Professor McFarlin’s focus is in four areas: (1) access to higher education and college choice, (2) the impact of college remediation on academic and employment success, (3) returns to schooling and (4) inequality and economic discrimination.
Dr. McFarlin is conducting a first investigation of how college districts promote access to higher education. Community college districts are “special-purpose” taxing districts that help fund brick-and-mortar campuses. District residents receive discounted tuition. Today, 38 percent of Texas K-12 students do not live in college districts.

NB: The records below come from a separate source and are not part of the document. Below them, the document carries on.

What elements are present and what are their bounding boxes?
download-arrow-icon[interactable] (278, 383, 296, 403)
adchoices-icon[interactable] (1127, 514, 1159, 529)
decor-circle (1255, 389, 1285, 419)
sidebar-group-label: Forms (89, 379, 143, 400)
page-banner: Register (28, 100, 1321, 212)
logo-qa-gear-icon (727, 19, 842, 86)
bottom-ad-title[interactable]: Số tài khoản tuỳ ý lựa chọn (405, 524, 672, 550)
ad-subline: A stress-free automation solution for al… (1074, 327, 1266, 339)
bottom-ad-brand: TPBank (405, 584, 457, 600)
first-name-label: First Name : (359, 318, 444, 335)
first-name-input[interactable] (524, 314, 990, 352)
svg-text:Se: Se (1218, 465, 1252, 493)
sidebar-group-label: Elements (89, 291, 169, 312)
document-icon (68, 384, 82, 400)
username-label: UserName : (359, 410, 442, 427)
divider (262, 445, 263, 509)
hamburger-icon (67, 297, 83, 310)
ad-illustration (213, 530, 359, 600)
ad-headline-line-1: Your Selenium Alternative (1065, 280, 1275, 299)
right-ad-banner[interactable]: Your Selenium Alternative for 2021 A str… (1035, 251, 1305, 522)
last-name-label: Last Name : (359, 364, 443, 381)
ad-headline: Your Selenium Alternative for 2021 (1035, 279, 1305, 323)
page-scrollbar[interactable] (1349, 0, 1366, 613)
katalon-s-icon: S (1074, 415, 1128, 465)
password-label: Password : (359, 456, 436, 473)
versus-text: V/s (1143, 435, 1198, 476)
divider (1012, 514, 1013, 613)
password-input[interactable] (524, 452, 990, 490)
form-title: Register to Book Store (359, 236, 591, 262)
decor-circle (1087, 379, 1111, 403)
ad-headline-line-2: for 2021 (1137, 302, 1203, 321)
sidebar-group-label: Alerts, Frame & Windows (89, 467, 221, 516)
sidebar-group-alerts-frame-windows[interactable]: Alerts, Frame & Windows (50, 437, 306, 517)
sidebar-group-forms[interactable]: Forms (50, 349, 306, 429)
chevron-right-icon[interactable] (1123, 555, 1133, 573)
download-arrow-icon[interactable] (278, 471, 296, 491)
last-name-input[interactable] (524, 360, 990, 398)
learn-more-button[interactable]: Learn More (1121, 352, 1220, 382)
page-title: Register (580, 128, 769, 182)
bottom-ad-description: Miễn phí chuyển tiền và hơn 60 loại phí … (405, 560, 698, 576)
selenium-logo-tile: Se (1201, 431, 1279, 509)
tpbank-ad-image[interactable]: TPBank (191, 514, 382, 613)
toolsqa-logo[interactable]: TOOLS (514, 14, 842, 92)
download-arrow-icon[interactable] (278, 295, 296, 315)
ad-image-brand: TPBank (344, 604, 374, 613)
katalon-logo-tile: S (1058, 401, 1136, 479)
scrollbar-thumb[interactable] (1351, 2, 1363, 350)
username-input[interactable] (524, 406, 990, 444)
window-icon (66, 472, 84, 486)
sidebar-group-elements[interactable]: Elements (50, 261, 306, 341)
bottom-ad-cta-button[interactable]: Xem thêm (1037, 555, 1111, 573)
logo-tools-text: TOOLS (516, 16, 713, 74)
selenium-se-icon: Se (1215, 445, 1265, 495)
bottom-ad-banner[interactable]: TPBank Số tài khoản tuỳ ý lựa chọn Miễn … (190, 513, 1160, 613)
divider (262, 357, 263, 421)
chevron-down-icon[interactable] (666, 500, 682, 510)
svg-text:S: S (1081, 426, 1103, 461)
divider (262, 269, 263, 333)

Using a quasi-experimental research design, comparing students on opposite but adjacent sides of district boundaries, he will assess their causal effect on college entry, degree completion, future earnings and the extent students are diverted from four-year colleges, for high school graduates, especially those in high poverty neighborhoods. The results will help inform the Texas legislature’s deliberations in 2007 on establishing rules for expanding college districts.
Dr. McFarlin’s work is currently funded by the Smith Richardson and Spencer Foundations and the W.E. Upjohn Institute for Employment Research. He is actively involved with the Texas Schools Project.
Awards
Visiting Scholar, Institute for Research on Poverty, University of Wisconsin – Madison, 2007
Professional Organizations
- American Economic Association
- American Educational Research Association
- Western Economic Association
Courses
- ECO 2302 Principles of Microeconomics
- ECO 3304 Basic Research Techniques in Economics
- ECO 4340 Introduction to Labor Economics and Human Resources
- ECO 4355 Introductory Econometrics
Media Expertise
- College Remediation
- Community College Districts
Current Funded Research
Principal Investigator, “The Effect of Tuition on 2-Year College Enrollments: A Regression-Discontinuity Approach,” Spencer Foundation, 2005-2007, ($40,000).
Principal Investigator, “What is the Value of Cum Laude? An Application of Regression-Discontinuity to Latin Honors” W.E. Upjohn Institute, 2006-2008, ($5,000).
Principal Investigator, “Help or Hindrance? A Quasi-Experimental Analysis of College Remediation” Smith Richardson Foundation, 2006-2009, ($160,000).
Publications
“Do School Teacher Parents Make a Difference?” Economics of Education Review (forthcoming).
“Help or Hindrance? The Effect of Mandatory College Remediation” with Paco Martorell, manuscript.